After last week’s gloomy news from the high street and a Budget that gave little cause for optimism to voters in our current weekly poll, today brought a raft of further statistical evidence proving what we already knew.

Amid the latest market share figures from Kantar Worldpanel, the headline finding was that the grocery market is growing slower than the rate of inflation for the first time since the summer of 2009.

With inflation at 4% across the sector, sales were up just 2.6% for the period – way down on the 3.9% growth Kantar recorded last time out.

And once again it’s promotions driving sales. Nielsen says 40% of all grocery sales are now from items on promotion – a new record, well up on the 37% reported by thegrocer.co.uk last autumn.

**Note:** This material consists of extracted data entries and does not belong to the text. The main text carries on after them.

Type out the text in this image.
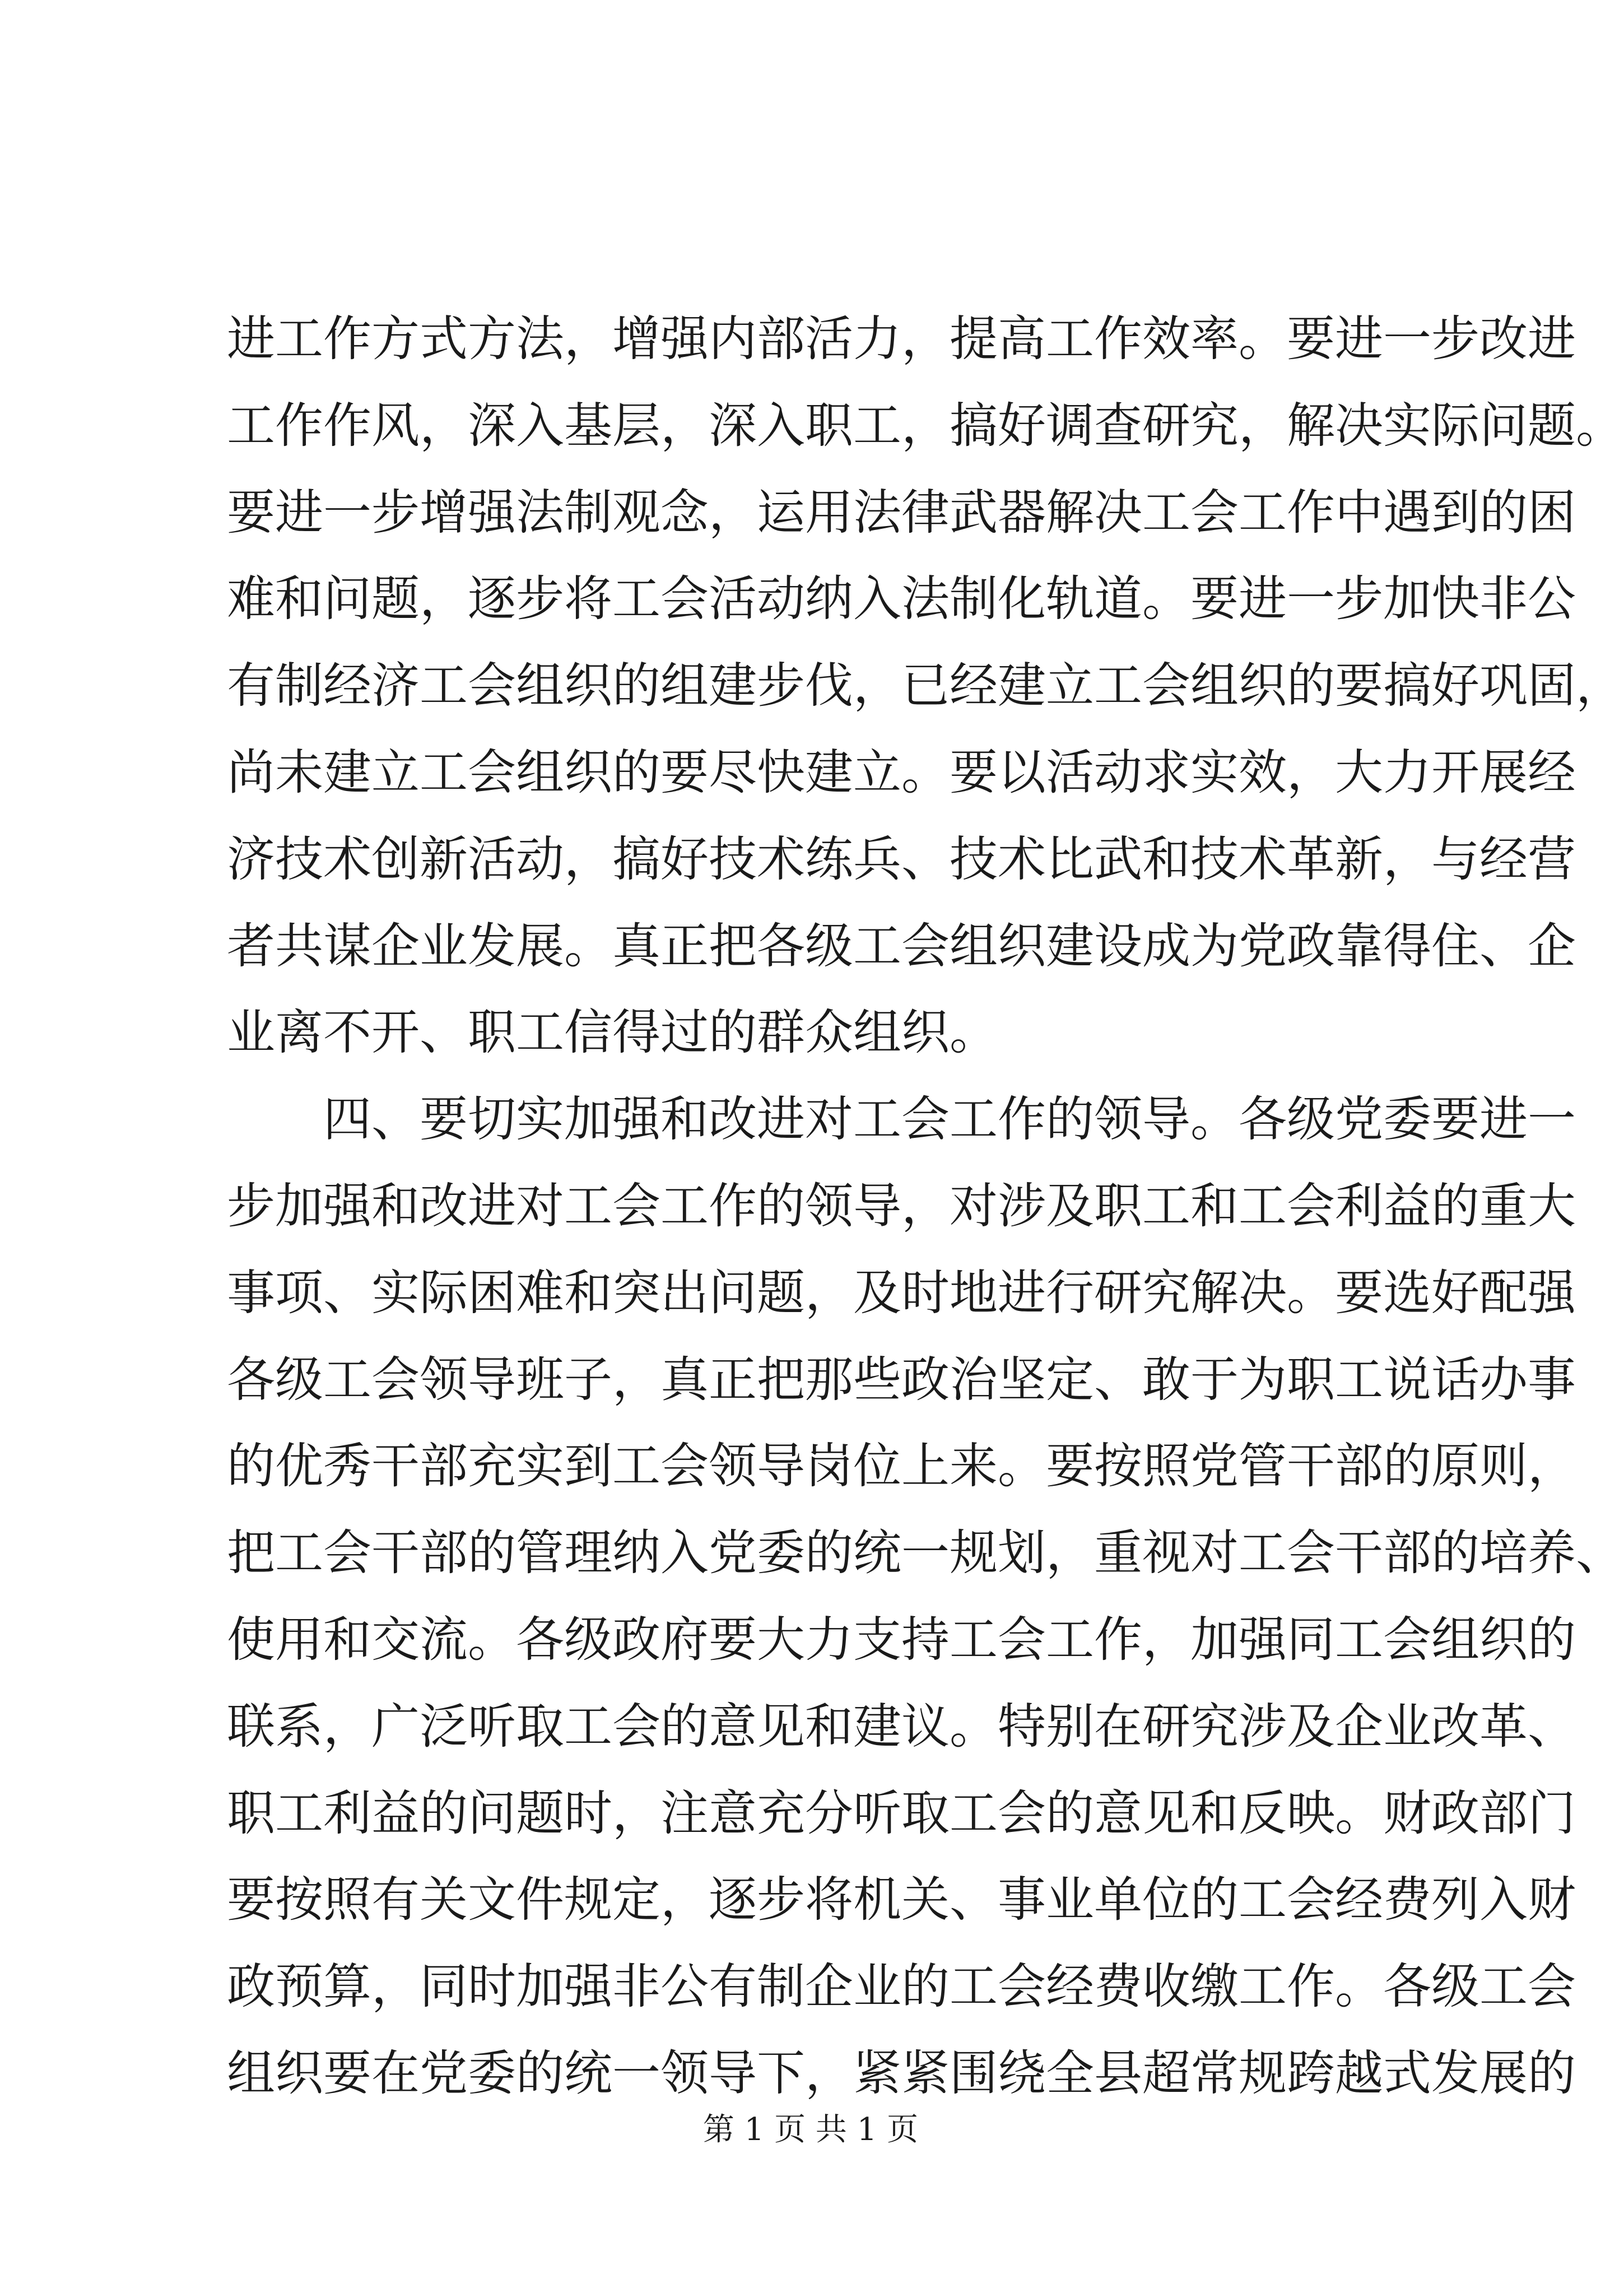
进工作方式方法，增强内部活力，提高工作效率。要进一步改进
工作作风，深入基层，深入职工，搞好调查研究，解决实际问题。
要进一步增强法制观念，运用法律武器解决工会工作中遇到的困
难和问题，逐步将工会活动纳入法制化轨道。要进一步加快非公
有制经济工会组织的组建步伐，已经建立工会组织的要搞好巩固，
尚未建立工会组织的要尽快建立。要以活动求实效，大力开展经
济技术创新活动，搞好技术练兵、技术比武和技术革新，与经营
者共谋企业发展。真正把各级工会组织建设成为党政靠得住、企
业离不开、职工信得过的群众组织。
四、要切实加强和改进对工会工作的领导。各级党委要进一
步加强和改进对工会工作的领导，对涉及职工和工会利益的重大
事项、实际困难和突出问题，及时地进行研究解决。要选好配强
各级工会领导班子，真正把那些政治坚定、敢于为职工说话办事
的优秀干部充实到工会领导岗位上来。要按照党管干部的原则，
把工会干部的管理纳入党委的统一规划，重视对工会干部的培养、
使用和交流。各级政府要大力支持工会工作，加强同工会组织的
联系，广泛听取工会的意见和建议。特别在研究涉及企业改革、
职工利益的问题时，注意充分听取工会的意见和反映。财政部门
要按照有关文件规定，逐步将机关、事业单位的工会经费列入财
政预算，同时加强非公有制企业的工会经费收缴工作。各级工会
组织要在党委的统一领导下，紧紧围绕全县超常规跨越式发展的
第 1 页 共 1 页
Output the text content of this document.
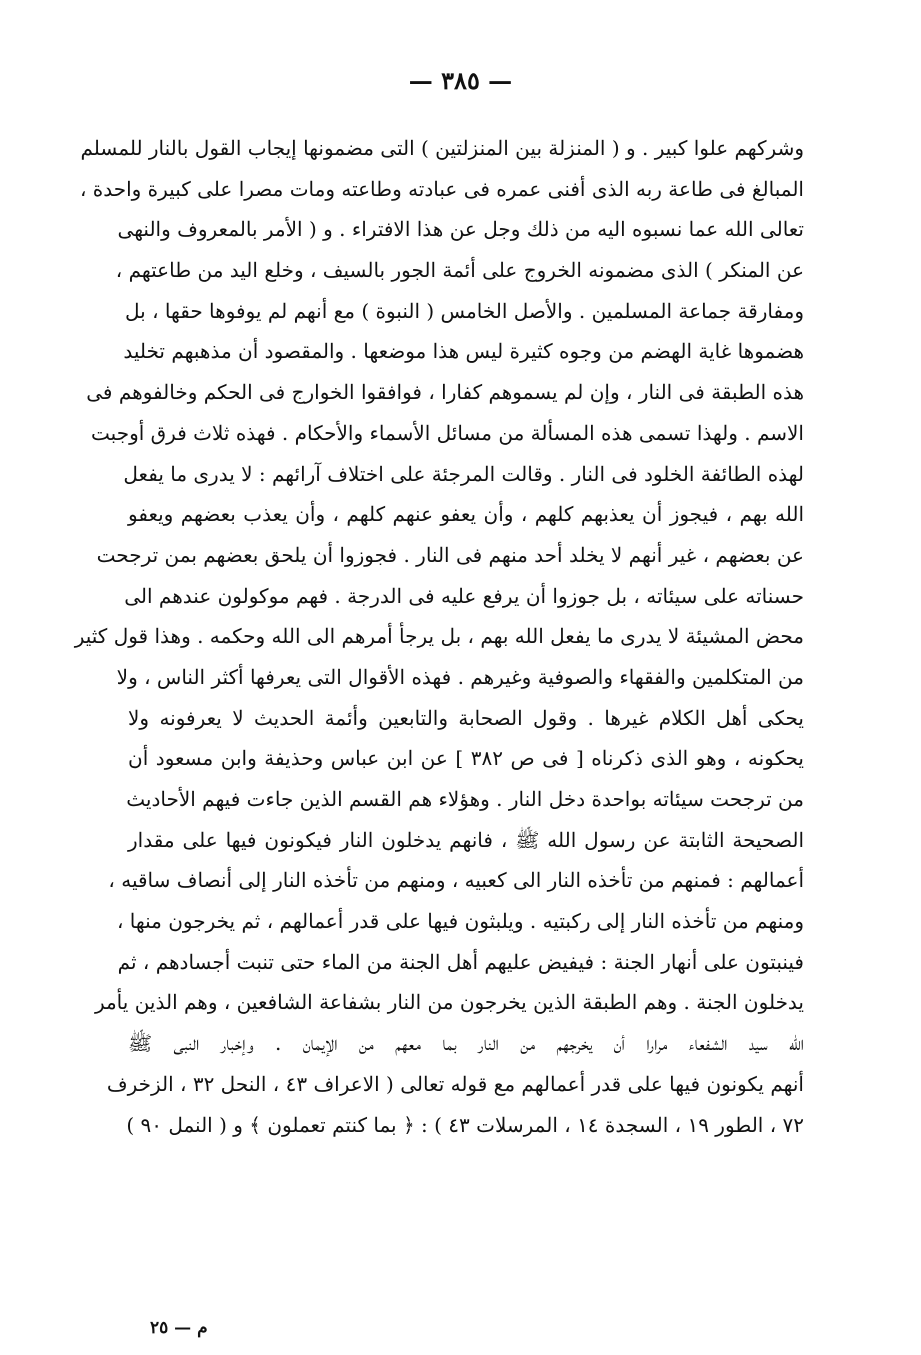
— ٣٨٥ —
وشركهم علوا كبير . و ( المنزلة بين المنزلتين ) التى مضمونها إيجاب القول بالنار للمسلم
المبالغ فى طاعة ربه الذى أفنى عمره فى عبادته وطاعته ومات مصرا على كبيرة واحدة ،
تعالى الله عما نسبوه اليه من ذلك وجل عن هذا الافتراء . و ( الأمر بالمعروف والنهى
عن المنكر ) الذى مضمونه الخروج على أئمة الجور بالسيف ، وخلع اليد من طاعتهم ،
ومفارقة جماعة المسلمين . والأصل الخامس ( النبوة ) مع أنهم لم يوفوها حقها ، بل
هضموها غاية الهضم من وجوه كثيرة ليس هذا موضعها . والمقصود أن مذهبهم تخليد
هذه الطبقة فى النار ، وإن لم يسموهم كفارا ، فوافقوا الخوارج فى الحكم وخالفوهم فى
الاسم . ولهذا تسمى هذه المسألة من مسائل الأسماء والأحكام . فهذه ثلاث فرق أوجبت
لهذه الطائفة الخلود فى النار . وقالت المرجئة على اختلاف آرائهم : لا يدرى ما يفعل
الله بهم ، فيجوز أن يعذبهم كلهم ، وأن يعفو عنهم كلهم ، وأن يعذب بعضهم ويعفو
عن بعضهم ، غير أنهم لا يخلد أحد منهم فى النار . فجوزوا أن يلحق بعضهم بمن ترجحت
حسناته على سيئاته ، بل جوزوا أن يرفع عليه فى الدرجة . فهم موكولون عندهم الى
محض المشيئة لا يدرى ما يفعل الله بهم ، بل يرجأ أمرهم الى الله وحكمه . وهذا قول كثير
من المتكلمين والفقهاء والصوفية وغيرهم . فهذه الأقوال التى يعرفها أكثر الناس ، ولا
يحكى أهل الكلام غيرها . وقول الصحابة والتابعين وأئمة الحديث لا يعرفونه ولا
يحكونه ، وهو الذى ذكرناه [ فى ص ٣٨٢ ] عن ابن عباس وحذيفة وابن مسعود أن
من ترجحت سيئاته بواحدة دخل النار . وهؤلاء هم القسم الذين جاءت فيهم الأحاديث
الصحيحة الثابتة عن رسول الله ﷺ ، فانهم يدخلون النار فيكونون فيها على مقدار
أعمالهم : فمنهم من تأخذه النار الى كعبيه ، ومنهم من تأخذه النار إلى أنصاف ساقيه ،
ومنهم من تأخذه النار إلى ركبتيه . ويلبثون فيها على قدر أعمالهم ، ثم يخرجون منها ،
فينبتون على أنهار الجنة : فيفيض عليهم أهل الجنة من الماء حتى تنبت أجسادهم ، ثم
يدخلون الجنة . وهم الطبقة الذين يخرجون من النار بشفاعة الشافعين ، وهم الذين يأمر
الله سيد الشفعاء مرارا أن يخرجهم من النار بما معهم من الإيمان . وإخبار النبى ﷺ
أنهم يكونون فيها على قدر أعمالهم مع قوله تعالى ( الاعراف ٤٣ ، النحل ٣٢ ، الزخرف
٧٢ ، الطور ١٩ ، السجدة ١٤ ، المرسلات ٤٣ ) : ﴿ بما كنتم تعملون ﴾ و ( النمل ٩٠ )
م — ٢٥
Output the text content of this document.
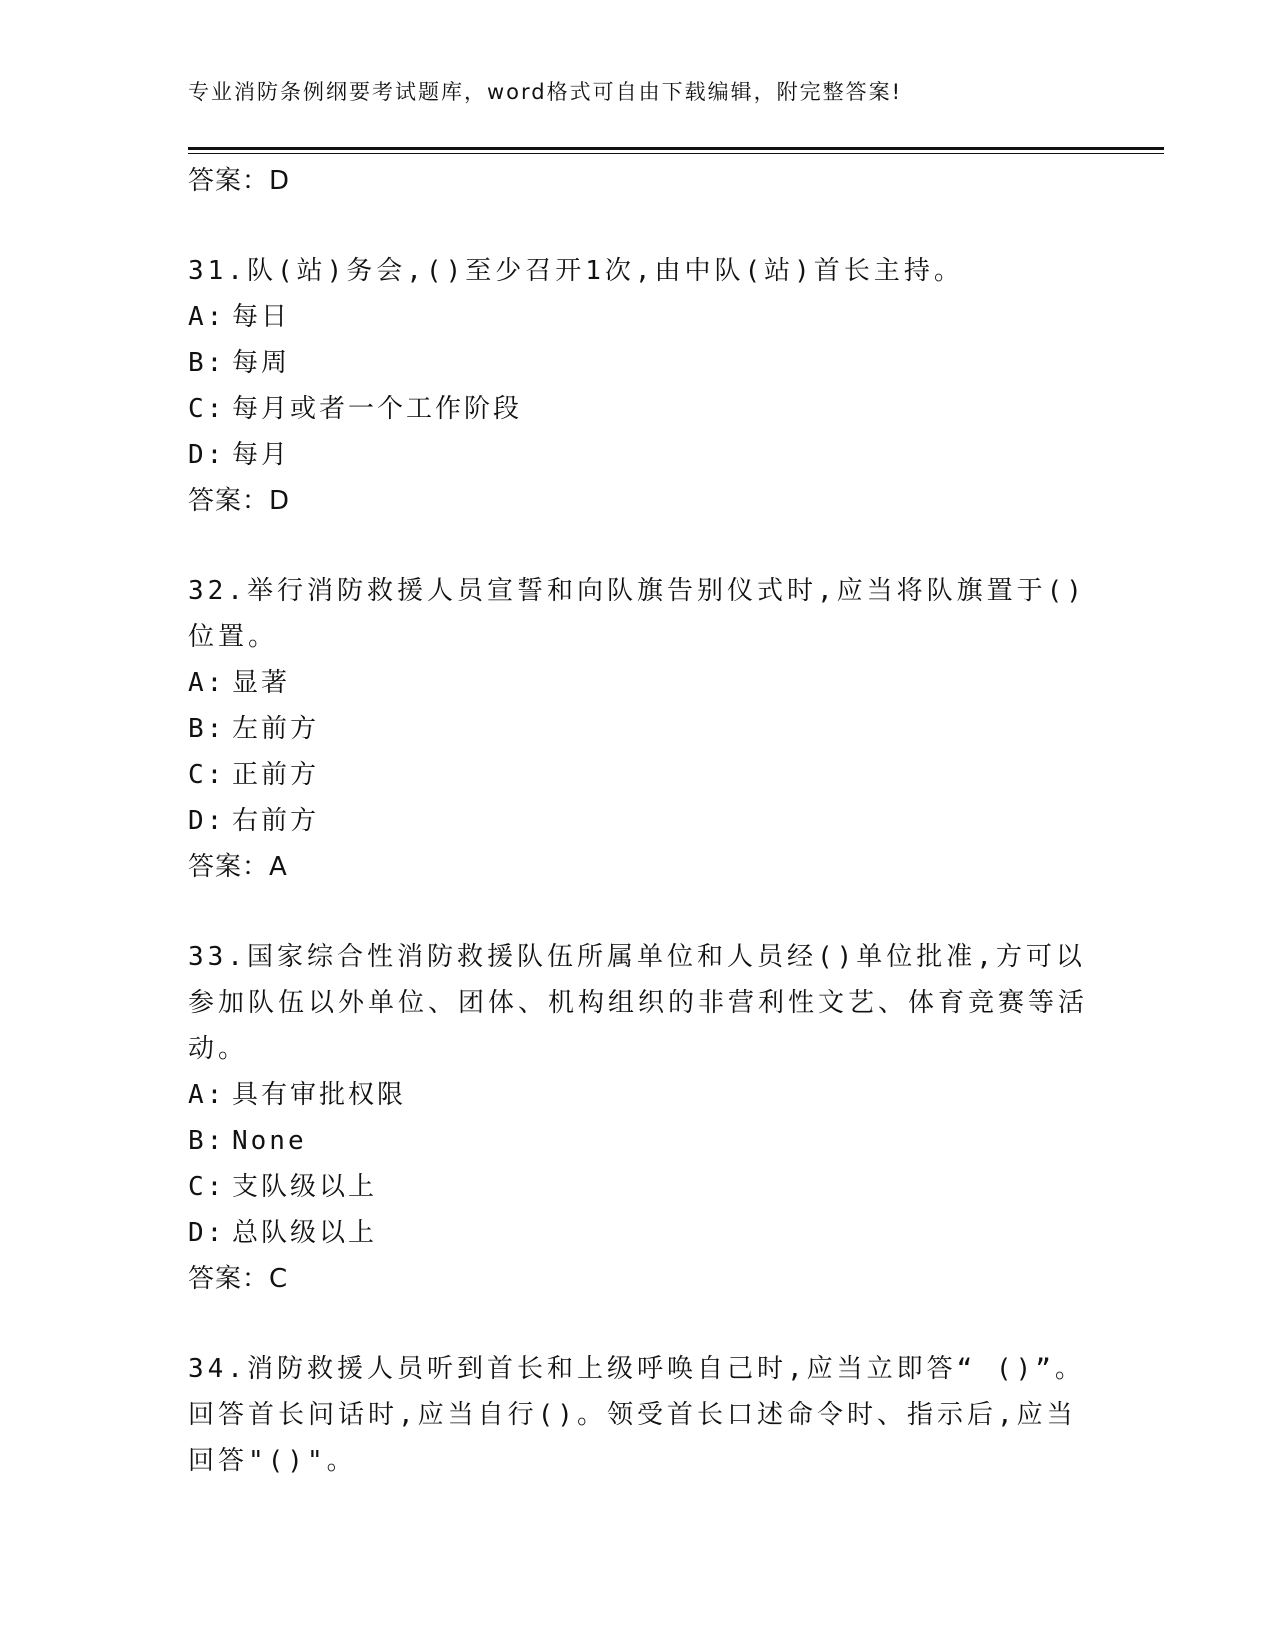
专业消防条例纲要考试题库，word格式可自由下载编辑，附完整答案!
答案：D
31.队(站)务会,()至少召开1次,由中队(站)首长主持。
A: 每日
B: 每周
C: 每月或者一个工作阶段
D: 每月
答案：D
32.举行消防救援人员宣誓和向队旗告别仪式时,应当将队旗置于()位置。
A: 显著
B: 左前方
C: 正前方
D: 右前方
答案：A
33.国家综合性消防救援队伍所属单位和人员经()单位批准,方可以 参加队伍以外单位、团体、机构组织的非营利性文艺、体育竞赛等活动。
A: 具有审批权限
B: None
C: 支队级以上
D: 总队级以上
答案：C
34.消防救援人员听到首长和上级呼唤自己时,应当立即答“ ()”。回答首长问话时,应当自行()。领受首长口述命令时、指示后,应当回答"()"。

“We envisage shoppers will continue to indulge in Mothers’ Day and Easter promotions but will cut back in the following few weeks in order to balance their household budgets,” says Nielsen’s Mike Watkins.

“Despite the increased spend on promotions, growths almost halved in the past four weeks to 2% compared to February, and volume growths are flat.”

He points to manufacturers passing on commodity prices and the distribution costs generated by sky-high petrol prices, with shoppers’ spending squeezed by the VAT hike and pay freezes. It never rains, but it pours.

Still, amid the economic murk there was more good news for the resurgent discounters, which continue to pick up share.

The 2.5% share taken by Lidl, though obviously modest compared with the supermarket giants, marks its best-ever performance in the Kantar rankings.

“The top four supermarkets are now all seeing similar rates of growth but it is the discounters, such as Aldi and Lidl who are seeing the greatest momentum, with sales growth up 16%,” adds Watkins.

Nice weather for ducks, as they say.